Magasin Labi (Yamada Denki) du quartier Oimachi à Tokyo, un jeudi après-midi, les clients n'affluent pas. Bonne occasion pour changer de téléphone portable, troquer un bon vieux « galake » (« Galapago keitai », surnom des mobiles traditionnels japonais) contre un smartphone. Etant abonnée chez NTT Docomo, l'auteur de ces lignes n'a de toute façon guère le choix puisque ledit Docomo ne propose désormais pour ainsi dire que des smartphone. Et quitte à changer de mobile, autant prendre le dernier cri... c'est-à-dire opter pour le service Xi (prononcez « cross-i ») basé sur la norme à très haut-débit LTE.

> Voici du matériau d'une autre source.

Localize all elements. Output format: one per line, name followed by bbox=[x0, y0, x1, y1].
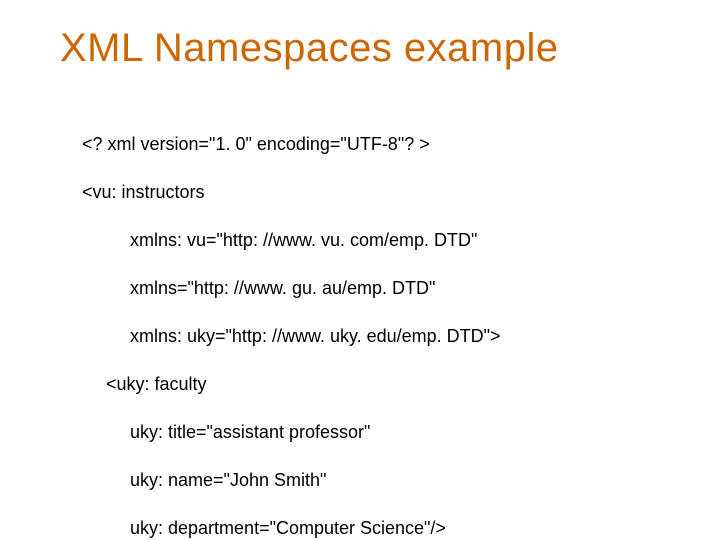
code-line: <vu: instructors bbox=[82, 180, 501, 204]
code-line: xmlns: uky="http: //www. uky. edu/emp. D… bbox=[130, 324, 501, 348]
code-line: uky: department="Computer Science"/> bbox=[130, 516, 501, 540]
slide: XML Namespaces example <? xml version="1… bbox=[0, 0, 720, 540]
code-block: <? xml version="1. 0" encoding="UTF-8"? … bbox=[82, 108, 501, 540]
code-line: <? xml version="1. 0" encoding="UTF-8"? … bbox=[82, 132, 501, 156]
code-line: <uky: faculty bbox=[106, 372, 501, 396]
code-line: xmlns: vu="http: //www. vu. com/emp. DTD… bbox=[130, 228, 501, 252]
code-line: xmlns="http: //www. gu. au/emp. DTD" bbox=[130, 276, 501, 300]
code-line: uky: title="assistant professor" bbox=[130, 420, 501, 444]
slide-title: XML Namespaces example bbox=[60, 26, 680, 71]
code-line: uky: name="John Smith" bbox=[130, 468, 501, 492]
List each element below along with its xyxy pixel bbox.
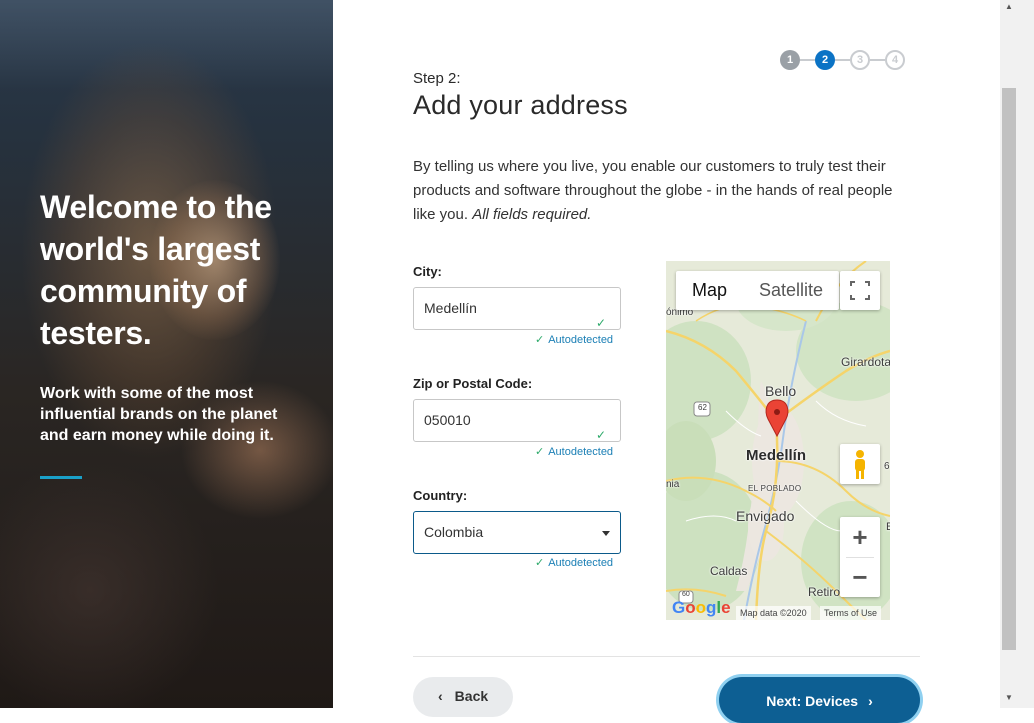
check-icon: ✓	[535, 446, 545, 458]
map-type-map-button[interactable]: Map	[676, 271, 743, 310]
map-route-60: 60	[682, 591, 690, 598]
zoom-control: + −	[840, 517, 880, 597]
step-connector	[800, 59, 815, 61]
map-label-nia: nia	[666, 479, 680, 490]
map-attribution: Map data ©2020	[736, 606, 811, 620]
intro-text: By telling us where you live, you enable…	[413, 155, 893, 227]
zip-autodetected-text: Autodetected	[548, 446, 614, 458]
map-label-girardota: Girardota	[841, 355, 890, 369]
country-select[interactable]: Colombia	[413, 511, 621, 554]
scroll-down-arrow-icon[interactable]: ▼	[1002, 693, 1016, 703]
step-connector	[870, 59, 885, 61]
check-icon: ✓	[535, 557, 545, 569]
step-label: Step 2:	[413, 70, 461, 87]
map-route-62: 62	[698, 403, 707, 412]
scroll-up-arrow-icon[interactable]: ▲	[1002, 2, 1016, 12]
map-label-retiro: Retiro	[808, 585, 841, 599]
zoom-out-button[interactable]: −	[840, 557, 880, 597]
back-button[interactable]: ‹ Back	[413, 677, 513, 717]
next-button-label: Next: Devices	[766, 693, 859, 709]
city-value: Medellín	[424, 300, 477, 316]
scrollbar-thumb[interactable]	[1002, 88, 1016, 650]
hero-title: Welcome to the world's largest community…	[40, 189, 272, 351]
check-icon: ✓	[595, 316, 606, 330]
street-view-button[interactable]	[840, 444, 880, 484]
hero-photo-shadow	[0, 460, 220, 708]
zip-label: Zip or Postal Code:	[413, 376, 533, 391]
page-title: Add your address	[413, 90, 628, 120]
check-icon: ✓	[595, 428, 606, 442]
step-3: 3	[850, 50, 870, 70]
fullscreen-icon	[850, 281, 870, 300]
hero-subtitle: Work with some of the most influential b…	[40, 385, 278, 444]
map-footer: Google Map data ©2020 Terms of Use	[666, 598, 890, 620]
location-map[interactable]: ónimo Girardota Bello 62 Medellín EL POB…	[666, 261, 890, 620]
google-logo: Google	[672, 598, 731, 617]
step-4: 4	[885, 50, 905, 70]
hero-panel: Welcome to the world's largest community…	[0, 0, 333, 708]
country-autodetected-text: Autodetected	[548, 557, 614, 569]
map-label-el-poblado: EL POBLADO	[748, 484, 802, 493]
map-label-caldas: Caldas	[710, 564, 748, 578]
map-label-e: E	[886, 521, 890, 533]
back-button-label: Back	[454, 688, 489, 704]
chevron-left-icon: ‹	[438, 688, 443, 704]
map-label-bello: Bello	[765, 383, 797, 399]
footer-divider	[413, 656, 920, 657]
hero-accent-bar	[40, 476, 82, 479]
fullscreen-button[interactable]	[840, 271, 880, 310]
zip-value: 050010	[424, 412, 471, 428]
intro-emphasis: All fields required.	[472, 206, 592, 223]
map-terms-link[interactable]: Terms of Use	[820, 606, 882, 620]
chevron-right-icon: ›	[868, 693, 873, 709]
caret-down-icon	[602, 531, 610, 536]
next-devices-button[interactable]: Next: Devices ›	[719, 677, 920, 723]
country-autodetected: ✓ Autodetected	[535, 556, 613, 569]
country-value: Colombia	[424, 524, 484, 540]
step-connector	[835, 59, 850, 61]
map-label-medellin: Medellín	[746, 447, 807, 464]
city-input[interactable]: Medellín ✓	[413, 287, 621, 330]
country-label: Country:	[413, 488, 468, 503]
step-2: 2	[815, 50, 835, 70]
pegman-icon	[855, 450, 865, 479]
step-1: 1	[780, 50, 800, 70]
map-label-six: 6	[884, 461, 890, 472]
zip-input[interactable]: 050010 ✓	[413, 399, 621, 442]
city-autodetected: ✓ Autodetected	[535, 333, 613, 346]
map-label-envigado: Envigado	[736, 508, 795, 524]
check-icon: ✓	[535, 334, 545, 346]
city-autodetected-text: Autodetected	[548, 334, 614, 346]
zip-autodetected: ✓ Autodetected	[535, 445, 613, 458]
city-label: City:	[413, 264, 442, 279]
zoom-in-button[interactable]: +	[840, 517, 880, 557]
map-type-satellite-button[interactable]: Satellite	[743, 271, 839, 310]
map-type-control: Map Satellite	[676, 271, 840, 310]
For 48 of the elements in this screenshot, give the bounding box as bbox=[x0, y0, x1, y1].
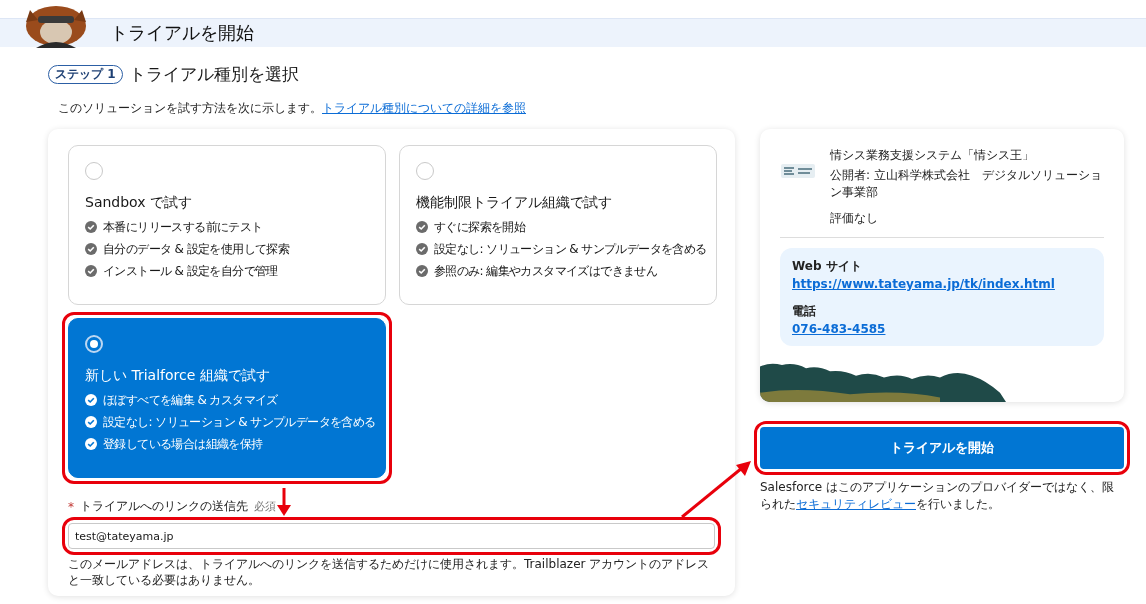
start-trial-button[interactable]: トライアルを開始 bbox=[760, 427, 1124, 469]
step-title: トライアル種別を選択 bbox=[128, 63, 299, 86]
required-text: 必須 bbox=[254, 499, 276, 514]
security-review-link[interactable]: セキュリティレビュー bbox=[796, 496, 916, 511]
required-mark: * bbox=[68, 499, 74, 514]
page-title: トライアルを開始 bbox=[110, 21, 254, 45]
feature-text: 設定なし: ソリューション & サンプルデータを含める bbox=[103, 413, 376, 431]
disclaimer-text: Salesforce はこのアプリケーションのプロバイダーではなく、限られたセキュリティレビューを行いました。 bbox=[760, 479, 1115, 513]
check-icon bbox=[416, 221, 428, 233]
phone-label: 電話 bbox=[792, 303, 817, 320]
help-text: このメールアドレスは、トライアルへのリンクを送信するためだけに使用されます。Trailblazer アカウントのアドレスと一致している必要はありません。 bbox=[68, 557, 711, 589]
check-icon bbox=[85, 221, 97, 233]
radio-button[interactable] bbox=[85, 162, 103, 180]
feature-text: インストール & 設定を自分で管理 bbox=[103, 262, 278, 280]
website-label: Web サイト bbox=[792, 258, 863, 275]
feature-text: ほぼすべてを編集 & カスタマイズ bbox=[103, 391, 278, 409]
rating-text: 評価なし bbox=[830, 210, 879, 227]
feature-text: 参照のみ: 編集やカスタマイズはできません bbox=[434, 262, 658, 280]
feature-text: 登録している場合は組織を保持 bbox=[103, 435, 263, 453]
option-title: 新しい Trialforce 組織で試す bbox=[85, 367, 271, 385]
option-title: 機能制限トライアル組織で試す bbox=[416, 194, 613, 212]
phone-link[interactable]: 076-483-4585 bbox=[792, 322, 886, 336]
trial-option-card[interactable]: 機能制限トライアル組織で試す すぐに探索を開始 設定なし: ソリューション & サンプルデータを含める 参照のみ: 編集やカスタマイズはできません bbox=[399, 145, 717, 305]
app-name: 情シス業務支援システム「情シス王」 bbox=[830, 147, 1035, 164]
check-icon bbox=[416, 243, 428, 255]
check-icon bbox=[85, 394, 97, 406]
email-input-field[interactable]: test@tateyama.jp bbox=[68, 523, 715, 549]
option-title: Sandbox で試す bbox=[85, 194, 193, 212]
website-link[interactable]: https://www.tateyama.jp/tk/index.html bbox=[792, 277, 1055, 291]
details-link[interactable]: トライアル種別についての詳細を参照 bbox=[322, 101, 526, 115]
check-icon bbox=[85, 265, 97, 277]
radio-button[interactable] bbox=[85, 335, 103, 353]
check-icon bbox=[85, 243, 97, 255]
feature-text: 本番にリリースする前にテスト bbox=[103, 218, 263, 236]
intro-text: このソリューションを試す方法を次に示します。トライアル種別についての詳細を参照 bbox=[58, 100, 527, 117]
field-label: トライアルへのリンクの送信先 bbox=[80, 498, 248, 515]
check-icon bbox=[416, 265, 428, 277]
radio-button[interactable] bbox=[416, 162, 434, 180]
trial-option-card[interactable]: Sandbox で試す 本番にリリースする前にテスト 自分のデータ & 設定を使用して探索 インストール & 設定を自分で管理 bbox=[68, 145, 386, 305]
feature-text: 設定なし: ソリューション & サンプルデータを含める bbox=[434, 240, 707, 258]
check-icon bbox=[85, 416, 97, 428]
publisher-text: 公開者: 立山科学株式会社 デジタルソリューション事業部 bbox=[830, 167, 1103, 201]
trial-option-card[interactable]: 新しい Trialforce 組織で試す ほぼすべてを編集 & カスタマイズ 設定なし: ソリューション & サンプルデータを含める 登録している場合は組織を保持 bbox=[68, 318, 386, 478]
annotation-arrow bbox=[277, 488, 291, 516]
check-icon bbox=[85, 438, 97, 450]
feature-text: すぐに探索を開始 bbox=[434, 218, 526, 236]
feature-text: 自分のデータ & 設定を使用して探索 bbox=[103, 240, 290, 258]
logo-icon bbox=[780, 161, 816, 181]
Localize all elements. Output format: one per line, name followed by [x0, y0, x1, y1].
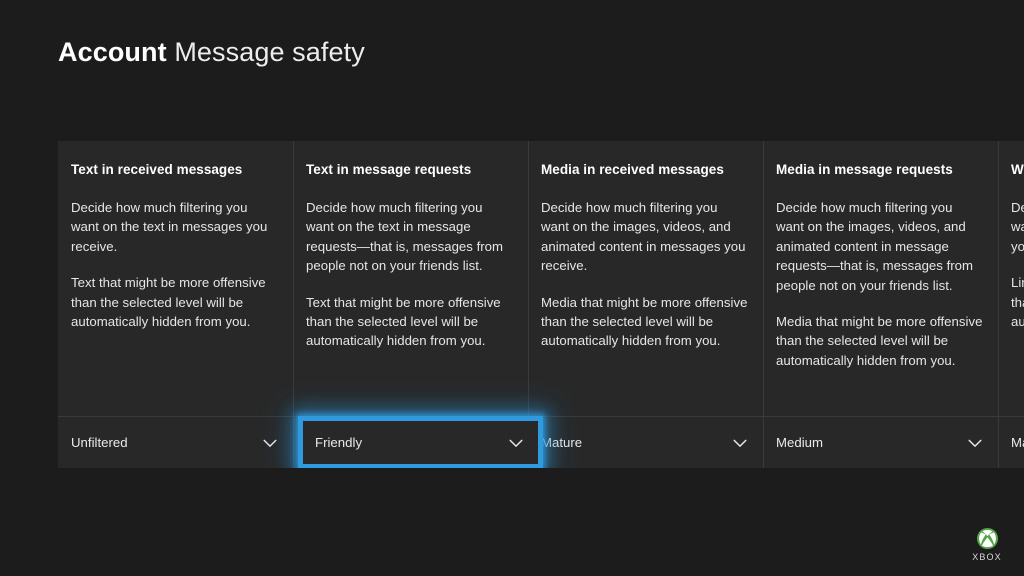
xbox-branding: XBOX: [967, 518, 1007, 562]
card-title: Media in message requests: [776, 162, 953, 177]
card-paragraph: Text that might be more offensive than t…: [71, 275, 266, 330]
card-title: Web links: [1011, 162, 1024, 177]
filter-level-dropdown-focused[interactable]: Friendly: [303, 421, 538, 464]
dropdown-value: Unfiltered: [71, 435, 128, 450]
card-title: Text in received messages: [71, 162, 243, 177]
card-footer: Mature: [998, 416, 1024, 468]
page-title: Account Message safety: [58, 33, 365, 71]
setting-card-web-links: Web links Decide how much filtering you …: [998, 141, 1024, 468]
card-body: Media in message requests Decide how muc…: [763, 141, 998, 416]
chevron-down-icon: [261, 434, 279, 452]
dropdown-value: Medium: [776, 435, 824, 450]
card-paragraph: Media that might be more offensive than …: [776, 314, 983, 368]
card-body: Text in received messages Decide how muc…: [58, 141, 293, 416]
xbox-wordmark: XBOX: [972, 552, 1002, 562]
focus-highlight: Friendly: [298, 416, 543, 468]
card-title: Text in message requests: [306, 162, 472, 177]
card-paragraph: Decide how much filtering you want on th…: [71, 200, 268, 254]
card-footer: Unfiltered: [58, 416, 293, 468]
chevron-down-icon: [507, 434, 525, 452]
xbox-sphere-icon: [976, 527, 999, 550]
setting-card-media-message-requests: Media in message requests Decide how muc…: [763, 141, 998, 468]
card-body: Media in received messages Decide how mu…: [528, 141, 763, 416]
page-title-section: Message safety: [174, 37, 365, 67]
chevron-down-icon: [966, 434, 984, 452]
card-footer: Friendly: [293, 416, 543, 468]
filter-level-dropdown[interactable]: Mature: [998, 417, 1024, 468]
card-paragraph: Decide how much filtering you want on th…: [306, 200, 504, 274]
card-paragraph: Decide how much filtering you want on th…: [776, 200, 974, 293]
card-paragraph: Links that might be more offensive than …: [1011, 275, 1024, 330]
setting-card-media-received-messages: Media in received messages Decide how mu…: [528, 141, 763, 468]
dropdown-value: Mature: [1011, 435, 1024, 450]
page-title-category: Account: [58, 37, 167, 67]
card-footer: Mature: [528, 416, 763, 468]
card-paragraph: Text that might be more offensive than t…: [306, 294, 501, 349]
dropdown-value: Friendly: [315, 435, 363, 450]
filter-level-dropdown[interactable]: Unfiltered: [58, 417, 293, 468]
dropdown-value: Mature: [541, 435, 583, 450]
chevron-down-icon: [731, 434, 749, 452]
card-paragraph: Decide how much filtering you want on th…: [1011, 200, 1024, 254]
settings-card-strip: Text in received messages Decide how muc…: [58, 141, 1024, 468]
card-paragraph: Decide how much filtering you want on th…: [541, 200, 746, 274]
card-title: Media in received messages: [541, 162, 724, 177]
card-paragraph: Media that might be more offensive than …: [541, 294, 748, 349]
card-footer: Medium: [763, 416, 998, 468]
card-body: Web links Decide how much filtering you …: [998, 141, 1024, 416]
setting-card-text-message-requests: Text in message requests Decide how much…: [293, 141, 543, 468]
card-body: Text in message requests Decide how much…: [293, 141, 528, 416]
setting-card-text-received-messages: Text in received messages Decide how muc…: [58, 141, 293, 468]
filter-level-dropdown[interactable]: Mature: [528, 417, 763, 468]
filter-level-dropdown[interactable]: Medium: [763, 417, 998, 468]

Le choix est d'autant plus tentant que Docomo a eu la générosité de distribuer à ses abonnés de longue date des coupons de réduction sur le changement d'appareil d'une valeur de 5 250 yens (52,5 euros). Sans compter que les points convertibles en argent se sont accumulés au fil des années me donnant droit à une ristourne de 310 euros sur le mobile souhaité.
Qui plus est, le même Docomo propose une remise mensuelle de 18 euros chaque mois durant 2 ans sur l'ensemble de la facture pour inciter à la migration vers Xi. Résultat: obtention de l'appareil choisi, Sony Mobile Xperia SX pour zéro yen alors que son prix est normalement de près de 60 000 yens (600 euros). Il me fut même offert une réduction supplémentaire de 5000 yens (50 euros) par Labi pour leur laisser le vieux « galake ». Reste que la procédure de changement aura pris plus de deux heures et que les forfaits proposés par NTT Docomo ainsi que les options, dont certaines obligatoires, sont quasi incompréhensibles. Il faudra donc (comme d'habitude) attendre les premières factures pour savoir réellement de quoi il en retourne.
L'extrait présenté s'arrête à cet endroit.